Football, more so than any other sport, requires context to tell the full story. Box scores provide the casual fan with a general idea of the cumulative result of any given game, but without isolating each player’s performance, many details go unnoticed.

This project is entirely based around isolating the play of Josh Rosen. Traditional data points will tell you that his rookie season was one of the worst in the history of the league. Watching each drop back multiple times over, breaking down the most impactful plays, and charting the data that tells the true story, this is the 2018 Josh Rosen charting project.

Jump To:

Week 4 vs. Seattle
Week 5 at San Francisco
Week 6 at Minnesota
Week 7 vs. Denver
Week 8 vs. San Francisco
Week 10 at Kansas City
Week 11 vs. Oakland
Week 12 at LA Chargers
Week 13 at Green Bay
Week 14 vs. Detroit
Week 15 at Atlanta
Week 16 vs. LA Rams
Week 17 at Seattle

 

Week 15 at Atlanta –

We’ve reached the point in the season where the Cardinals coaching staff had to make a switch to prevent further damaging their 21-year-old quarterback. Josh Rosen, under duress all game, with very little help from the route concepts and plan to attack the Atlanta defense, was pulled for Mike Glennon in the fourth quarter.

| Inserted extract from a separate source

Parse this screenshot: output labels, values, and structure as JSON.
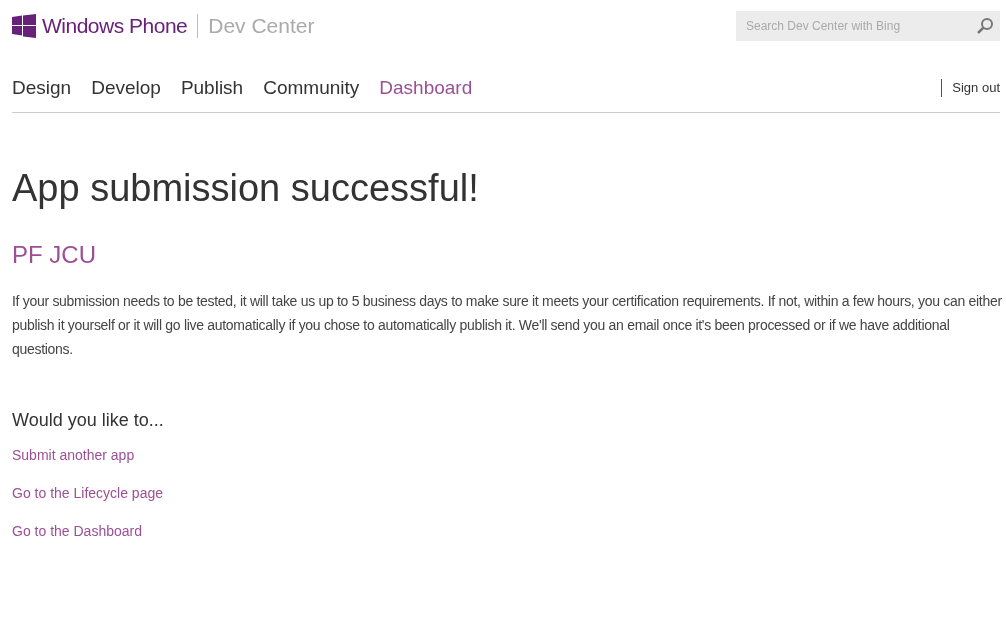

The Falcons pass rush would’ve crippled the most grizzled veteran in the NFL; it completely debilitated Rosen. The Cardinal QB was under pressure 15-of-27 drop backs (6 sacks, 6 hits, 3 hurries) with an average snap-to-pressure time of 2.17 seconds.

Atlanta’s unrelenting pressure led to a season-low in average air yards per attempt (4.6 AYPT). The Arizona receivers picked up 82 yards after the catch counting for 62.1% of Rosen’s passing total.

Once again, a lopsided scoreboard forced Arizona into very little variety from a personnel grouping standpoint. Rosen was 4-of-5 with 37 yards on non-11-personnel calls. The issue there — Arizona was always in 11-personnell.

 

11-personnel 22 snaps
12-personnel 4 snaps
21-personnel 1 snap

 

Rosen only committed two mistakes in the game (one accuracy, one a poor decision). The biggest mistake was an example of nervous antics in the pocket and a decision Rosen would prefer to have back (available in the Twitter thread).

Rosen was under-center just 5 times (gun 22), and only threw from play action three times; Rosen was 2-of-3 with 13 yards on play pass.

The Arizona offense converted only 18.5% (5-of-27) passing plays into first downs. Throwing into contested windows was a 50-50 proposition — Rosen threw for 68 yards on 4-of-8 passing into tight windows.

Rosen’s depth splits were as follows:

 

Portion of the Field Accurate Pass/Number of Passes
20+ yards 1/1 (100%)
11-19 yards 2/3 (66.7%)
0-10 yards (or behind LOS) 12/15 (80%)

 

It was a miserable day for the Cardinals all the way around. Rosen never stood much of a chance to make a big time paly, or to make a game-changing mistake — but the one time he did make a crucial mistake, the game was already out of reach. This showing goes in the inconsequential column.

 

2018 Performance Results Number of Games
Winning Performance 2 (SEA, SF)
Inconsequential Performance 3 (@MIN, @LAC, @ATL)
Losing Performance 5 (@SF, DEN, @KC, OAK, @GB, DET)

Winning Performance – The QB played well enough to garner a victory. He limited mistakes and made plays in crucial situations.
Inconsequential Performance – More of a game-managing role, the QB didn’t have the big plays, but mistakes were limited.
Losing Performance – The QB limited his team’s ability to win the game with his performance.